Chronic motor or vocal tic disorder is characterized by what appear to be uncontrollable tics, which are sudden, rapid, recurrent movements or vocal sounds. If a child has both motor and vocal tics, he is diagnosed with Tourette’s disorder; if he has only motor tics or vocal tics, but not both, he is diagnosed with chronic motor or vocal tic disorder. A very small percentage of children have coprolalia, which involves involuntary cursing or making socially inappropriate remarks.
Symptoms of chronic motor or vocal tic disorder:
- Shoulder shrugging
- Eye blinking
- Lip biting
- Facial grimacing
- Clearing of the throat
- Humming, sniffing, snorting, or squealing
Child may report an uncomfortable feeling in his body before a tic occurs; this is called a “premonitory urge”
Treatment and Prognosis
Chronic motor or vocal tic disorder may be treated behaviorally and/or with medication.

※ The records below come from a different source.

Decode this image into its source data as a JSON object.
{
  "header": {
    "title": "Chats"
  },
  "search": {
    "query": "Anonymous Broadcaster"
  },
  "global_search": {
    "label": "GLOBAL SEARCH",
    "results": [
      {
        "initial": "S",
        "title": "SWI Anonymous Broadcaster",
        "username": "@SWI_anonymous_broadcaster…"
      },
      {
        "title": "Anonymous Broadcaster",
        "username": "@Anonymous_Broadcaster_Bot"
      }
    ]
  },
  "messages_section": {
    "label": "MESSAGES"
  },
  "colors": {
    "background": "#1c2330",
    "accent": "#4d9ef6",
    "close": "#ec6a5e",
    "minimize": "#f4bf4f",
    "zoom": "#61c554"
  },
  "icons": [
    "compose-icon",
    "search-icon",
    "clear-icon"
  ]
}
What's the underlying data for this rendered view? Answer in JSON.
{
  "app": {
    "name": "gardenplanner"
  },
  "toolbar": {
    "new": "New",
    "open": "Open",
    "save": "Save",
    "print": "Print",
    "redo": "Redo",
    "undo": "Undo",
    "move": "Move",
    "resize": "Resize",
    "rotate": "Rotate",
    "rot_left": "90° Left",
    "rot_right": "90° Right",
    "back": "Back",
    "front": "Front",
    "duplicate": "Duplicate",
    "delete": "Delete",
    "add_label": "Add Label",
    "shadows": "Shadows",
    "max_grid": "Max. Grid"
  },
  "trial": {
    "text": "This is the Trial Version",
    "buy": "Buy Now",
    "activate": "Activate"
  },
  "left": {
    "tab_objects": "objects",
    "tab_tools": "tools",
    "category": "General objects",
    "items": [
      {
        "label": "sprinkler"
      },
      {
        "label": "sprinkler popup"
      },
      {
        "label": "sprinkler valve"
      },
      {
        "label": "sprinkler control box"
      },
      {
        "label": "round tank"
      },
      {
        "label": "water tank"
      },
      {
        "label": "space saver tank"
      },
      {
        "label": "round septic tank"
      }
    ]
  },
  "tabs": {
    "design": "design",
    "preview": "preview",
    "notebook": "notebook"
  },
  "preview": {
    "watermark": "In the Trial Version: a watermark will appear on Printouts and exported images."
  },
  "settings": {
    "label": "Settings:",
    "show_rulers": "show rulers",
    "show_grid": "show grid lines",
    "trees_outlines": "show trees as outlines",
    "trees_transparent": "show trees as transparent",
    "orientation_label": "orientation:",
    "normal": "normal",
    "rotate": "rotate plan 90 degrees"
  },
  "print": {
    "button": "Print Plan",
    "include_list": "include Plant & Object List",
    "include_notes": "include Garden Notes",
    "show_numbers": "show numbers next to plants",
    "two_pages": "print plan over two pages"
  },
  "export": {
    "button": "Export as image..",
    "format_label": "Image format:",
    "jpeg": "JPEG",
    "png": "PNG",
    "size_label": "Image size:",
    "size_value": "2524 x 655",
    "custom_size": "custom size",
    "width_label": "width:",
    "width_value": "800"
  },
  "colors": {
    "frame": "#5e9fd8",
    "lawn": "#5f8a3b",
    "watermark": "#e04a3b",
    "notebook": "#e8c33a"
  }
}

Behavioral Therapy: The best-known behavioral treatment is a form of cognitive behavioral therapy (CBT) called habit reversal training. If a child gets a premonitory urge before the oncoming tic, he’s taught to recognize it and identify the situations that may trigger it. The child and therapist develop a “competing” response-an action the child performs when he feels the urge-that is incompatible with the tic, and less noticeable to others. For example, a child whose tic involves sniffling his nose may do a breathing exercise instead. Children may also be taught relaxation techniques to decrease the frequency of the tics.
Pharmacological: There are a variety of medications commonly prescribed to help control the symptoms of tic disorder, and an experienced professional should closely monitor any course.